Ningún otro cargo más que este puede jamás serle imputado:
“Fue culpable de un exceso de amor”. Se puso a disposición
para ser traspasado porque estaba decidido a salvarnos… ¿Podemos oír esto, pensar
en esto, considerar esto y aún permanecer indiferentes?
¿Somos peores que las bestias? ¿Hemos dejado toda humanidad que es humana? Si
Dios el Espíritu Santo está obrando ahora, una mirada de Cristo indudablemente derretirá
nuestro corazón de piedra…
Quiero decirles también, amados, que cuanto más se fijen en
Jesús crucificado, más se afligirán por sus pecados. Cuanto más piensen en él
más se enternecerán. Quiero que miren mucho al Traspasado, para que aborrezcan
mucho al pecado. Los libros que tratan sobre la pasión de nuestro Señor y los
himnos que cantan acerca de su cruz han sido muy atesorados por la mente de los
santos debido a su influencia santa sobre el corazón y la conciencia. Vivan en
el Calvario, amados, porque allí vivirán una vida cada vez más plena en él.
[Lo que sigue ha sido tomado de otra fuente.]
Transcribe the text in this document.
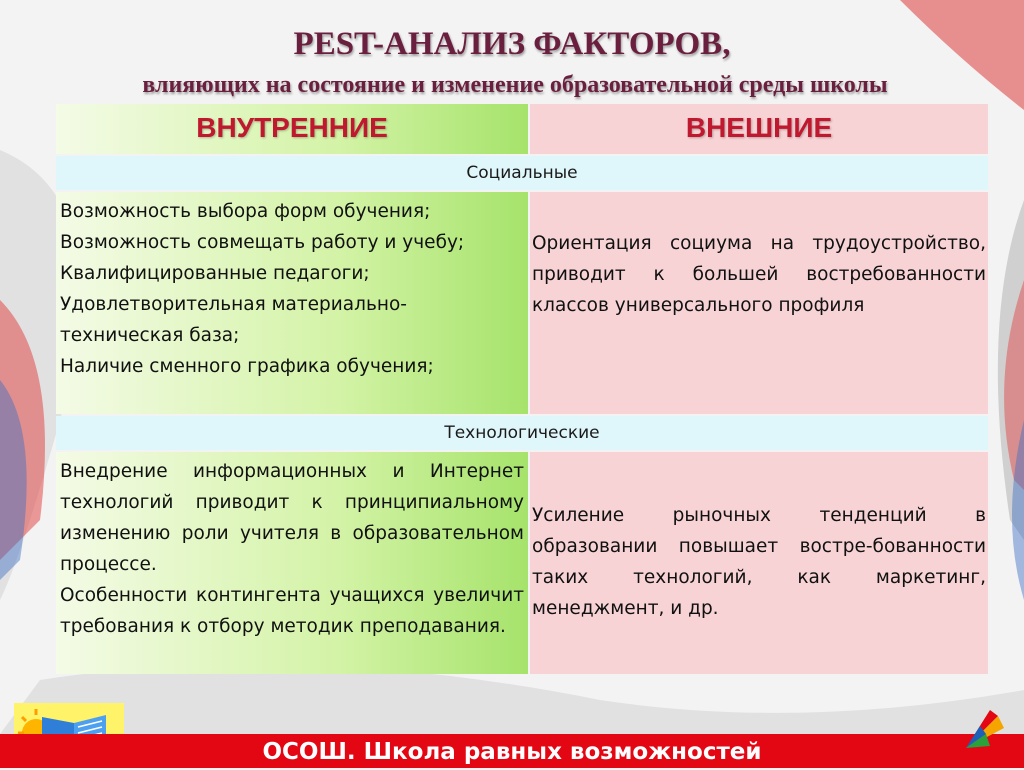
PEST-АНАЛИЗ ФАКТОРОВ,
влияющих на состояние и изменение образовательной среды школы
ВНУТРЕННИЕ	ВНЕШНИЕ
Социальные

Возможность выбора форм обучения;

Возможность совмещать работу и учебу;

Квалифицированные педагоги;

Удовлетворительная материально-техническая база;

Наличие сменного графика обучения;

Ориентация социума на трудоустройство, приводит к большей востребованности классов универсального профиля

Технологические

Внедрение информационных и Интернет технологий приводит к принципиальному изменению роли учителя в образовательном процессе.

Особенности контингента учащихся увеличит требования к отбору методик преподавания.

Усиление рыночных тенденций в образовании повышает востре-бованности таких технологий, как маркетинг, менеджмент, и др.

ОСОШ. Школа равных возможностей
Vivan en el Calvario, hasta que vivir y amarle sea una misma cosa. Les digo, miren
al Traspasado hasta que su propio corazón haya sido traspasado. Un teólogo del
pasado dijo: “Mira la cruz hasta que todo lo que está en la cruz esté en tu
corazón”. Dijo además: “Mira a Jesús hasta que él te mire a ti”. Miren
constantemente a su persona sufriente hasta que él parezca volver la cabeza y
mirarlos a ustedes, como lo hizo con Pedro cuando este salió y lloró
amargamente.
Miren a Jesús hasta que se vean así mismos: lloren por él
hasta que lloren por sus propios pecados… Él sufrió en el lugar, reemplazo y
sustitución de hombres pecadores. Este es el evangelio. Sea lo que sea que
otros prediquen, “Nosotros predicamos a Cristo crucificado” (1 Cor. 1:23).
Siempre llevaremos la cruz en la mente. La sustitución de
Cristo por el pecador es la esencia del evangelio. No restamos importancia a la
doctrina de la Segunda Venida; pero, primero y ante todo, predicamos al Traspasado:
esto es lo que los llevará al arrepentimiento evangélico cuando el Espíritu de
gracia se derrame.
De
un sermón predicado el Día del Señor a la mañana, el 18 de septiembre, 1887, en
el Tabernáculo Metropolitano, Newington.